The technology behind knoxnews.com’s experiment in collaborative linking is Publish2, an online tool designed and built specifically for journalists, editors and newsrooms to easily organize and syndicate relevant news links. [See author’s note.] Using this linking tool, knoxnews.com’s team of journalists and bloggers selected political stories with a click of a button in their Web browsers. They then added brief comments to explain why the stories were worth reading. Lail published a feed of those chosen links and comments on knoxnews.com.
AUTHOR’S NOTE
To use this tool requires journalists to register through a valid account, which means that all of the links shared through this platform are created and vetted by newsroom journalists and their invited guests—bloggers in this case. This prevents anonymous parties from adding links to the feed.

The knoxnews.com political link journalism effort was part of a larger collaborative experiment called the Publish2 Election News Network. The idea was to go a step beyond collaborative link gathering within one news organization and share links across news organizations. By filtering the sea of election reporting and commentary, many newsrooms can cover a lot more ground together than a single newsroom working by itself.

What was the result of this collaboration within, across and beyond newsrooms?

Each Web site that published election news links — and that night, this effort involved six of them — received a steady feed of content to complement their original reporting. And each was able to supplement the links generated for their Web site with those submitted to other newsrooms. The flow of election news links was like a dynamic wire service, but it was created by the combined editorial judgment of all of the contributors.

In fact, one newsroom, the Herald News in New Jersey, saw the potential for a new form of content distribution. In addition to adding these links to third-party news to the network feed, they started adding links to their own stories.
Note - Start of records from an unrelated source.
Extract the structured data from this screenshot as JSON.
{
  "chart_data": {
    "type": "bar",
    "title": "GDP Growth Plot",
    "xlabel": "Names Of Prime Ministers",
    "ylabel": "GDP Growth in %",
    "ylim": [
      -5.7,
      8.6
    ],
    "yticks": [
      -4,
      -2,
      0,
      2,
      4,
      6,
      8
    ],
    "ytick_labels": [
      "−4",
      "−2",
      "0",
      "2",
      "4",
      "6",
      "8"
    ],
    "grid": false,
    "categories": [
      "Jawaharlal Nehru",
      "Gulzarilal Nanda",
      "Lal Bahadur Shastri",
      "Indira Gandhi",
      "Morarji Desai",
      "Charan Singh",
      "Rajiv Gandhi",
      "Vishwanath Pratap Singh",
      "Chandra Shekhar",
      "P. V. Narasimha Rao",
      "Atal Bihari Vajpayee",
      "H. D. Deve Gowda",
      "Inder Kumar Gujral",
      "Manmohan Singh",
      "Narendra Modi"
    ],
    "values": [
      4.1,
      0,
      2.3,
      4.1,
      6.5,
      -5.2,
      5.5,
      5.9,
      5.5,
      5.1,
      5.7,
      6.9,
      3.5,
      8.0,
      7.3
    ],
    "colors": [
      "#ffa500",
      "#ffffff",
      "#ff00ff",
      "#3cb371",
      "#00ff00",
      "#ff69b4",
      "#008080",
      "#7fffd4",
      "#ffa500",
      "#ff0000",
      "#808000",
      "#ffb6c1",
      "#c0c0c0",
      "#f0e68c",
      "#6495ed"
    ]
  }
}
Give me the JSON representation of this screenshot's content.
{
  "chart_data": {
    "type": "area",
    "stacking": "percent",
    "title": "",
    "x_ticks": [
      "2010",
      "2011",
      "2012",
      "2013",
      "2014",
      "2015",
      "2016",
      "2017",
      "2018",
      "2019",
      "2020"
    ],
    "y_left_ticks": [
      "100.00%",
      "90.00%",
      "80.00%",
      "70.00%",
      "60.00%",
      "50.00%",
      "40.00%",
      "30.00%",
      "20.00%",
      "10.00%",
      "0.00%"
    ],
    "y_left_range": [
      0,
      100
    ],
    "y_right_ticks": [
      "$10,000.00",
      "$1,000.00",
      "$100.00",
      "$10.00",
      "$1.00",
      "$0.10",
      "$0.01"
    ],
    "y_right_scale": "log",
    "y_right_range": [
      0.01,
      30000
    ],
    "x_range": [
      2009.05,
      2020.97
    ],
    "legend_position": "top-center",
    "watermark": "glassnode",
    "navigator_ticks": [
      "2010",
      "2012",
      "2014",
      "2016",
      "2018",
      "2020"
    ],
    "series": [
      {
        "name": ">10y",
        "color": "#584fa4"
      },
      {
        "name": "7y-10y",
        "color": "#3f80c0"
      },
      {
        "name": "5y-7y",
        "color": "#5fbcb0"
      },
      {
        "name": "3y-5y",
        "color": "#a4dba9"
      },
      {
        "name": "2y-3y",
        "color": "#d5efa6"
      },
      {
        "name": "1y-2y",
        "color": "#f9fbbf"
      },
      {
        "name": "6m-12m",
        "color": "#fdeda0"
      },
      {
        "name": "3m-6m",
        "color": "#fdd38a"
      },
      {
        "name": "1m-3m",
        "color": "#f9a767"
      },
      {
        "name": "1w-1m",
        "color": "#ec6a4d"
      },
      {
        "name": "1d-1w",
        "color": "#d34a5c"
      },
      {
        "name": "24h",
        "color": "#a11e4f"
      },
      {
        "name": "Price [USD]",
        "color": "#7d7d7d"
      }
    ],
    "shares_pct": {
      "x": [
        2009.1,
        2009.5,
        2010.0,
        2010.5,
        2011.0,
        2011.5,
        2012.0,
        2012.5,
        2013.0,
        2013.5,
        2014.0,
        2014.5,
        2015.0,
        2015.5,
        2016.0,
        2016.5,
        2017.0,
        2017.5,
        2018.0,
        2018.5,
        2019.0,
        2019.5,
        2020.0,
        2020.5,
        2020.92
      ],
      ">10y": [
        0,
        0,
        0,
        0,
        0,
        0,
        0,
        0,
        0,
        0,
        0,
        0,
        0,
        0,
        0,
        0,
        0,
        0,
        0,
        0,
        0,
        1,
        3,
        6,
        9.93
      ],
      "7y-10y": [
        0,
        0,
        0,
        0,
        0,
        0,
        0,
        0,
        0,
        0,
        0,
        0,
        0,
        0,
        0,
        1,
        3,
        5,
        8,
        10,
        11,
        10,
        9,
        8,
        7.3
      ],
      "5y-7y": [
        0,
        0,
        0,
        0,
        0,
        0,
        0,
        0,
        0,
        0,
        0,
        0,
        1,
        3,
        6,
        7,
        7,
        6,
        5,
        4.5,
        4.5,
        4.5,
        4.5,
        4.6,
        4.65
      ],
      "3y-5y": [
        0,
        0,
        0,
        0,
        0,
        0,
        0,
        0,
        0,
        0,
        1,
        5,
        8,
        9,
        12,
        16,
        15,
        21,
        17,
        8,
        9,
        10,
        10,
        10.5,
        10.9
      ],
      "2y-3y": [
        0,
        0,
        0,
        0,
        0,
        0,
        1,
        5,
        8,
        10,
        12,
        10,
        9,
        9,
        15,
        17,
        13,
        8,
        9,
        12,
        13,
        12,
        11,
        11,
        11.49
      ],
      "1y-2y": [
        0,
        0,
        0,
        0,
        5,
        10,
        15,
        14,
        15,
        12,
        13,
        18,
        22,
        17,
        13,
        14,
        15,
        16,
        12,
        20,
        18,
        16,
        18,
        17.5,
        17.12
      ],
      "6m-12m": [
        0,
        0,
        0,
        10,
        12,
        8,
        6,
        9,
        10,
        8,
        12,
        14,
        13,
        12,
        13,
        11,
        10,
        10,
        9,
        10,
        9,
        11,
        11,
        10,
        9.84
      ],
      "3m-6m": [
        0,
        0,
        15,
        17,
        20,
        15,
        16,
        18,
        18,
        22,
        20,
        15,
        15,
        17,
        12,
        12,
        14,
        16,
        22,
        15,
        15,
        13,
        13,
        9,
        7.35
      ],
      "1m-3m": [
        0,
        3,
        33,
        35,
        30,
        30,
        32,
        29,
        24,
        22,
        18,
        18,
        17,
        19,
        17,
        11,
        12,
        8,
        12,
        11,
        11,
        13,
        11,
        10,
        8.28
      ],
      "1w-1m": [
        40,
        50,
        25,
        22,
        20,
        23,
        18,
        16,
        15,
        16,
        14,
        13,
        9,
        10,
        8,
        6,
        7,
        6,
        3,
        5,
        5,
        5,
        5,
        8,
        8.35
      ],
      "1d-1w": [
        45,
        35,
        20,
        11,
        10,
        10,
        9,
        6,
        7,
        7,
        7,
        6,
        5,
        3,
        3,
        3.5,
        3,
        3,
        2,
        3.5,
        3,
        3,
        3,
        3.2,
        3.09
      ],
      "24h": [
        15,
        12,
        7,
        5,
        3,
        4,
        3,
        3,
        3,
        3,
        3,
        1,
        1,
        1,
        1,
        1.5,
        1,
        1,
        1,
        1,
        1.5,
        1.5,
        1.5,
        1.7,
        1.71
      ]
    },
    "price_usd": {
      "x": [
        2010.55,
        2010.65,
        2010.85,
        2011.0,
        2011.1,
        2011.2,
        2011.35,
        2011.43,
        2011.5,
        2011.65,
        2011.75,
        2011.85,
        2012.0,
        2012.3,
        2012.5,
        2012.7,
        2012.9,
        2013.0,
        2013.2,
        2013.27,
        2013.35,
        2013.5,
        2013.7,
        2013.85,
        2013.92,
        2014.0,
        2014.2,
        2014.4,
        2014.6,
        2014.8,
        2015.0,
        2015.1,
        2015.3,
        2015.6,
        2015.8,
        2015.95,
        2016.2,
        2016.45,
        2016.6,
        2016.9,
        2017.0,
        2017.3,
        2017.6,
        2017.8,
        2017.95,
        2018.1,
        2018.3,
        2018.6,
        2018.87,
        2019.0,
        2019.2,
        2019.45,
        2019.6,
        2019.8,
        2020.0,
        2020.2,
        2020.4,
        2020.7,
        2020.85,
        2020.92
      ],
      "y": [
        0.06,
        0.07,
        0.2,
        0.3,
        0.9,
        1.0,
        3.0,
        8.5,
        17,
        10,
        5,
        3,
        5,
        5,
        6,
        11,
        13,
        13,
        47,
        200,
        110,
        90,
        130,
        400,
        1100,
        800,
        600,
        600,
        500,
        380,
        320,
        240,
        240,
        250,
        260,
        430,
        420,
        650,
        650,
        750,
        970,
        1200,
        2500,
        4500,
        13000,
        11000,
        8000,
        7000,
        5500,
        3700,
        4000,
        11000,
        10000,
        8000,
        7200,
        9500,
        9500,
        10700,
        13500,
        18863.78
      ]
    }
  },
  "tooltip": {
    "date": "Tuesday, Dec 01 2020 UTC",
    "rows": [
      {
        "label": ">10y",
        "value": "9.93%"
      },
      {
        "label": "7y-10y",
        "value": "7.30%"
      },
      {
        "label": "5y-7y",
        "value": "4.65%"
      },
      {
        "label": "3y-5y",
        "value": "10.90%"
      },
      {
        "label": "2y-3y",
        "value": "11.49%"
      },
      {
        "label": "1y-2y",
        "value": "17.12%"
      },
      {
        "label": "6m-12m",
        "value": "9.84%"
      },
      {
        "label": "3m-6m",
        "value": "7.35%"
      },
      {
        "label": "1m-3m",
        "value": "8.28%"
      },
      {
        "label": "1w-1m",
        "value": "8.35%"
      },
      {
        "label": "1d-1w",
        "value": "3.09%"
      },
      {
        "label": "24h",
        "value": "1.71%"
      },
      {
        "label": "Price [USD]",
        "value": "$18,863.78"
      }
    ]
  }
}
They did this unprompted and, when I asked them why, they said they realized that other newsrooms could pick up the links to their pieces and “publish” them as part of their election news aggregations.

There appears to be a huge potential for link journalism networks to influence how newsroom content is distributed on the Web — through enabling the links to one newsroom’s content to appear on other newsrooms’ Web sites. While such collaborative link-driven distribution seems radical on the face of it, there is precedence in traditional wire services and in some bold new experiments, such as the Ohio News Organization, where Ohio newspapers publish each other’s best stories.

Publish2 is creating this news aggregation network based on journalistic standards and working with only journalists, editors and freelancers who work for news organizations. Just as knoxnews.com assigned trusted local bloggers, newsrooms can expand the Publish2 network to include a range of contributors. Our online tools are designed specifically to integrate seamlessly into the editorial workflow by taking proven technologies, i.e. Web-based bookmarking and news aggregation, and customizing them for the practice of link journalism. Publish2 also has profile pages for journalists to showcase their professional experience, links to their best work, and recommended links. As a social network, journalists can connect with others around the world who cover the same beats or share common interests.

We are exploring further the potential of the Election News Network during the conventions this summer and continuing through the general election in the fall. We are also creating link journalism networks for other topics. The Web is, after all, a network, and journalism can best serve news consumers by leveraging that network. Younger news consumers are already making use of its network capacity in how they share information in their social networking groups. There is no reason why journalists and newsrooms and newspaper Web sites should not figure out how to do the same. The benefit for everyone will come in making it easier to find high quality journalism on the Web.